Весной я на всех симпатичных женщин смотрю с каким-то особым чувством. У одних мне нравится фигура, у других – глаза, у третьих – волосы. Весной у меня такое чувство, будто все красивые женщины пытаются меня соблазнить, а я как бы ненароком поддаюсь их соблазнам. Я не сопротивляюсь. Пусть порадуются своим успехам. Пусть насладятся… Весной неистовая мужская сила меня переполняет – выплёскивается через край. Я чувствую себя молодым растревоженным тигром, упруго ступающим по мягкой лесной подстилке, изнемогающим от собственной мощи, которая не знает преград. И я не думаю, что это дурно. Эго хорошо. Ведь мне ещё только тридцать пять. Я высок, медлителен и смугл. Мои серые глаза задумчиво-романтичны, щеки бледны, а губы красиво очерчены. Пожалуй, я нравлюсь женщинам, но вовсе не горжусь этим. Скорее, это меня смущает немного. Это меня сковывает.
На обед я обычно хожу домой. Мы с женой держим козу и кур. Поэтому на обеде я едва успеваю поесть, потому что большую часть времени хожу по хозяйству. Несу козе сена, бросаю зерна курам и только после этого появляюсь на кухне у стола. Ну конечно, домашнее хозяйство в провинции – это вещь вполне закономерная, но когда приходишь домой на полчаса, пытаешься всё успеть и не успеваешь – это угнетает. Особенно, когда жена обижается и начинает указывать мне на какие-нибудь недоделки. Тогда я озадаченно смотрю на неё и не могу понять, за что можно любить эту толстую, неряшливую бабу? Ну конечно, у нас есть дети и это дает ей право надеяться на мою покладистость, но кощунственно думать, будто мое терпение беспредельно.
Хорошо ещё, что вечером я могу отдохнуть с детьми. Они меня любят своей наивной детской любовью. Обычно я лежу на диване перед телевизором, а они лазят по мне, кричат и смеются. Им весело со мной, а мне хорошо с ними. Но когда ко мне случайно подходит жена – они сразу перестают смеяться и кричать. Они бояться её. Она в доме хозяйка и всё здесь принадлежит только ей.
– Лежит, а воды в бане нет, и по хозяйству ещё ничего не сделано, – спокойно, но с укором говорит жена.
– Сейчас принесу, сейчас всё сделаю, – отвечаю я и срываюсь с места. Ношу воду в баню, дрова к печке на завтрашний день, очищаю дорожки во дворе от последнего снега.

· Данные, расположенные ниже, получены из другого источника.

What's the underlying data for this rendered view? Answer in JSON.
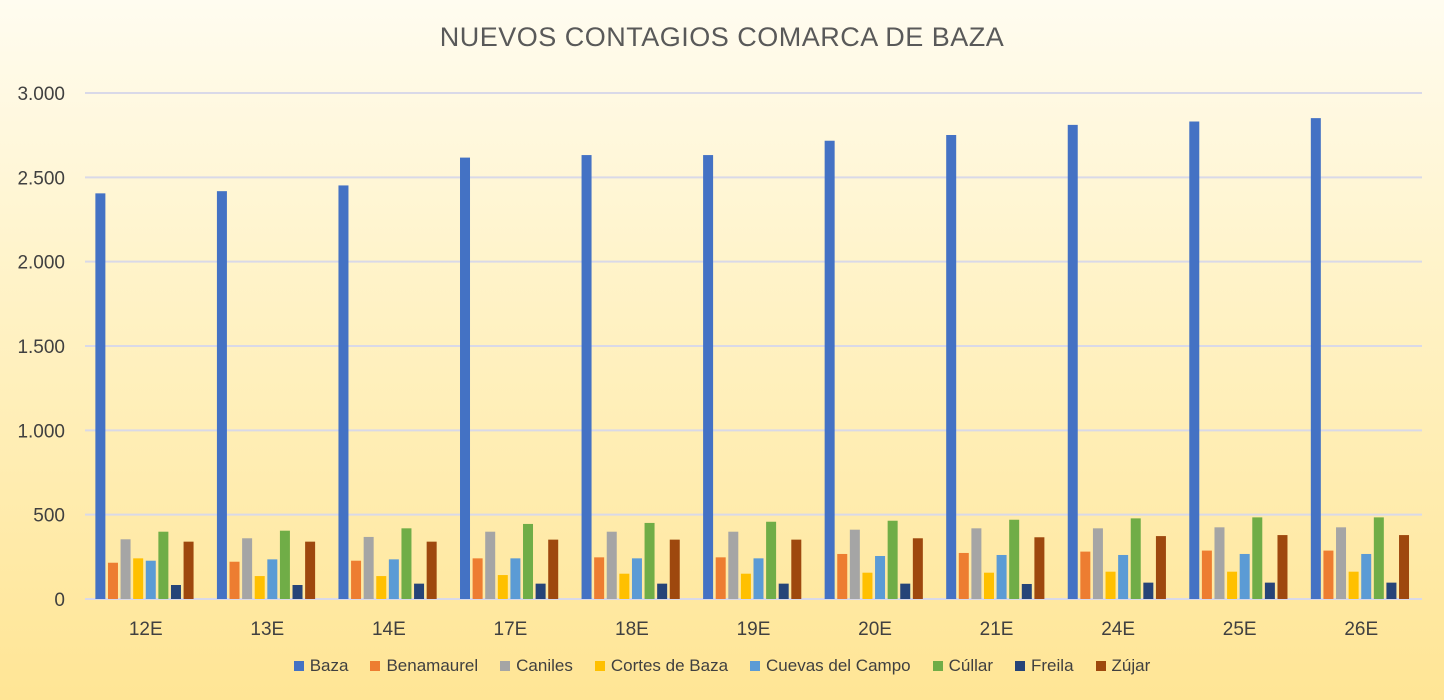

На улице уже звёздно и холодно, так что кончик носа пощипывает. Иногда я останавливаюсь передохнуть где-нибудь в саду под яблоней, сую руки в карманы, стою и думаю о том, что я, вероятное, живу не своей жизнью. У меня было с детства какое-то иное предназначение. Но я его прозевал, прошел мимо, не разглядел – и меня закабалила эта женщина, появившись в роковой момент, пленив меня своим скромным видом и старомодной девственностью. А предназначение, верно, было иное, высокое. Не даром же в детстве я так хорошо рисовал, так легко писал школьные сочинения, так искренне увлекался философией. Будущее рисовалось мне значительным, пролагающим путь к неким творческим вершинам, к мастерству. И теперь мне до слез жаль, что ни одна из детских грез не осуществилась. Всё смяли и смололи тяжелые жизненные колеса. Только временами мне ещё кажется, что я буду жить вечно и всё успею, всё смогу. Но неожиданно, среди ночи, вдруг заболит что-то в левом боку – и иллюзия бессмертия исчезнет. Тело скорчится до размеров испуганной души и совсем некстати вдруг явится осознание того, что ты такой же, как все.
Я люблю солнечные мартовские дни. Бывает, выйдешь из конторы на улицу, а снег так ярко горит, что глаза режет, и такое ощущение в душе, как будто только что проснулся. Всё кругом кажется новым, разноцветным: и синеватые от старости заборы, и дощаной туалет, слегка покосившийся под тяжестью снега, и разноцветные тряпки на проволоке, и конский помет на дороге. Вздохнешь полной грудью влажный весенний воздух, и обдаст тебя вдохновением, как будто выпил стакан красного вина. И вспомнишь вдруг, как когда-то уже давно-давно ступил с крыльца босыми ногами в малиновое летнее утро и стал вдруг совершенно другим человеком, очень ярко чувствующим красоту. То есть, ощутил в себе что-то новое, чего до сей поры не замечал.